Million qubits by 2030. IBM and Google are back with more quantum promises. I remember when practical quantum computing was coming in 2020. Then 2025. Now 2030.
Working with quantum systems for the past eight years taught me this: every roadmap assumes the hard problems will magically solve themselves. Error rates still suck. Coherence times are shit. These machines need temperatures colder than deep space and die if you look at them wrong.
But hey, maybe this time is different.
IBM's Quantum Loon: New Name, Same Problems
IBM's betting everything on their Quantum Loon processor. The marketing calls it "enhanced connectivity architecture designed for high-rate quantum Low-Density Parity-Check codes." That's enterprise speak for "we're still trying to fix the error rate problem."
I've debugged quantum circuits on IBM's hardware. Their Heron processors are decent - when they work. Error rates hover around 0.1% for single-qubit gates, which sounds good until you realize a useful quantum algorithm needs thousands of operations. Do the math: 0.1% error × 10,000 operations = your computation is garbage.
The 16,632 qubit system they're building? Those aren't logical qubits that do useful work. They're physical qubits, and you need hundreds of physical qubits to make one error-corrected logical qubit that doesn't immediately shit the bed.
IBM's quantum data center sounds impressive. I toured their Poughkeepsie facility last year. Dilution refrigerators everywhere, each one costing more than my house. The engineers are brilliant, but they're fighting physics with bigger refrigerators.
Google's Surface Code Gambit
Google's taking a different approach with surface codes. Their Sycamore processor hit 70 qubits and demonstrated quantum supremacy on a problem nobody cares about. Useful quantum advantage? Still waiting.
Surface codes need thousands of physical qubits to make one good logical qubit. Google's roadmap shows them scaling to millions of qubits by 2030, but they're still stuck at dozens. That's not an engineering gap - that's a physics canyon.
I've talked to Google quantum engineers. They're optimistic because they have to be. But privately? They know the error correction overhead is brutal. Every breakthrough paper shows beautiful theoretical results that fall apart when implemented on real hardware. Quantinuum's recent claims about crossing error correction thresholds sound great until you see they tested it on toy problems.
The Money Keeps Flowing
McKinsey counts 191 quantum patents from IBM and 168 from Google in 2024. Patents don't solve decoherence, but they look good to investors.

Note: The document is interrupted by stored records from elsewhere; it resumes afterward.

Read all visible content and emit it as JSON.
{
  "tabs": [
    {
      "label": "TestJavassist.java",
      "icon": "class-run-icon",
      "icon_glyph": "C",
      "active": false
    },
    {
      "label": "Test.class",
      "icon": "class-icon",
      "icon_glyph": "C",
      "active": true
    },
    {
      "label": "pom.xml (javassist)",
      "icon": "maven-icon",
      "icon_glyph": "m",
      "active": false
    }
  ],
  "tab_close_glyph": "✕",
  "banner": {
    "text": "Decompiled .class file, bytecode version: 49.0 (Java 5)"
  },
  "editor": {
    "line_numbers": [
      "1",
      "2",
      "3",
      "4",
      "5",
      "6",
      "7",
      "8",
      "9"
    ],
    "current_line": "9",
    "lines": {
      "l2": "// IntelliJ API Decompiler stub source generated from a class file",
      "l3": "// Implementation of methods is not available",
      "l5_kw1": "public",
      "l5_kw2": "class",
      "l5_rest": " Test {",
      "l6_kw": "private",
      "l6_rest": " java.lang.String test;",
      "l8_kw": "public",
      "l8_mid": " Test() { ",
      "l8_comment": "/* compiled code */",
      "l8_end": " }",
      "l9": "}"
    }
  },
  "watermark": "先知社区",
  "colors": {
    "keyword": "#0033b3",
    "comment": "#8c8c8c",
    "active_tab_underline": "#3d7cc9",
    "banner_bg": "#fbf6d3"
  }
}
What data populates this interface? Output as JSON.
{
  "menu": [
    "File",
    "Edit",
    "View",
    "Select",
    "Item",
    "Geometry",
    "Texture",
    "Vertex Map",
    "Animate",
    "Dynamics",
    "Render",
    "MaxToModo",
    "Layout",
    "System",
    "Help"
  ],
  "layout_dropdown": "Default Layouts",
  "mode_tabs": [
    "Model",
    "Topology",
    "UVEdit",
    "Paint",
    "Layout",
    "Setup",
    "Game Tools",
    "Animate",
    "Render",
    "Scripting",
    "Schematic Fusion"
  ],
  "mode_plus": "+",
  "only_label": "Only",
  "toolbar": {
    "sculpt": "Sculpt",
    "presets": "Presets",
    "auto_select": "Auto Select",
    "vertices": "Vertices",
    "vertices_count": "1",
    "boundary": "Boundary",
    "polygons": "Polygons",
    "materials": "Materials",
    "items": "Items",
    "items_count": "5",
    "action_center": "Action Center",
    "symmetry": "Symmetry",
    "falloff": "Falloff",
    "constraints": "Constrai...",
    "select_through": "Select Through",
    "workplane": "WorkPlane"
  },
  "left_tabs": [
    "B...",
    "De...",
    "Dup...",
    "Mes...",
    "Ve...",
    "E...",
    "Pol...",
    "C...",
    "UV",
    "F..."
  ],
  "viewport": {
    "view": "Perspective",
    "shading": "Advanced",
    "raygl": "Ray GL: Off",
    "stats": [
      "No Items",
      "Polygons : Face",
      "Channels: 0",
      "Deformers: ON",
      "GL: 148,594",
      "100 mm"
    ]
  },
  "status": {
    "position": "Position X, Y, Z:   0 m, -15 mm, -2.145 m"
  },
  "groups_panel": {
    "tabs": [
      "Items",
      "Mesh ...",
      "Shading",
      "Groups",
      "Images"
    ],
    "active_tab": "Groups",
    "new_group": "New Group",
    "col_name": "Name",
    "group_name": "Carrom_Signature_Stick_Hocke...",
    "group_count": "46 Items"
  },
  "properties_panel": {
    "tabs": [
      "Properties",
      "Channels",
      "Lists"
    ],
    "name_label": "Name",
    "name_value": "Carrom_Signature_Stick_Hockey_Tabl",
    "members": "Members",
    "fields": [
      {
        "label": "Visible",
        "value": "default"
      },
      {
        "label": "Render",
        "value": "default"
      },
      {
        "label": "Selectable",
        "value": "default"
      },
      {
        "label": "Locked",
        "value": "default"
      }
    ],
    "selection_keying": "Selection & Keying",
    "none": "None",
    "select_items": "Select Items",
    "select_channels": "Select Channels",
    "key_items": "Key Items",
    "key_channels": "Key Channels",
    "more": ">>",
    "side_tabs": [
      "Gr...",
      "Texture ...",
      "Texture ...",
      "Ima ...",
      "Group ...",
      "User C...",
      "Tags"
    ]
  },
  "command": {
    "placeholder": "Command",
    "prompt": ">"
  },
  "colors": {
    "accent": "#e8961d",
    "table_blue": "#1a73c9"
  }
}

Government funding hit $1.2 billion for quantum computing in the infrastructure bill. That money mostly goes to the same universities publishing papers about how quantum computing will revolutionize everything, someday, maybe.
I've watched startups burn through venture funding building quantum software for computers that don't exist yet. The whole ecosystem runs on hope and DARPA grants. Current quantum computing trends show more investment chasing the same unsolved problems.
What Actually Works Today
Here's what quantum computers can do right now: solve optimization problems that you could solve faster on a GPU cluster. They're good at quantum simulations of small molecules, assuming you don't need precise answers.
Financial firms keep funding quantum research for portfolio optimization. I've seen these prototypes. Classical algorithms still win on real trading problems.
Drug discovery companies love quantum hype. Molecular simulation sounds perfect for quantum computers until you realize most interesting molecules have too many atoms for current systems to handle. Current quantum drug discovery applications are limited to proof-of-concept studies that don't capture real-world drug development complexity.
The useful quantum algorithms need fault-tolerant quantum computers. We don't have those. We might not have them in 2030.
China Changes Everything
China's pouring $15 billion into quantum research. That's not venture capital - that's strategic competition. When the Pentagon starts talking about "quantum security gaps," politicians write bigger checks.
The cryptography angle is real. Shor's algorithm would break RSA encryption if you could run it on a fault-tolerant quantum computer. The NSA already mandates post-quantum cryptography for classified systems.
The 2030 Reality Check
Million-qubit quantum computers by 2030? Maybe. Useful million-qubit quantum computers? Different question entirely.
The hard part isn't building more qubits. It's making them stay quantum long enough to finish a calculation. Current coherence times measure in milliseconds. Complex algorithms need minutes or hours.
Every quantum roadmap assumes exponential improvement in error rates, coherence times, and connectivity. That's not how physics works. Error correction scales horribly - you need more error correction qubits to fix the errors in your error correction qubits. Even Oxford's record-breaking gate fidelity of 10⁻⁷ error rates doesn't solve the scaling problem.
I want quantum computing to work. I've spent my career on this stuff. But 2030 is five years away, and we're still fighting the same fundamental problems we had in 2020. Around 100-200 quantum computers exist worldwide, but none solve useful problems better than classical computers. Million qubits won't help if they're all broken.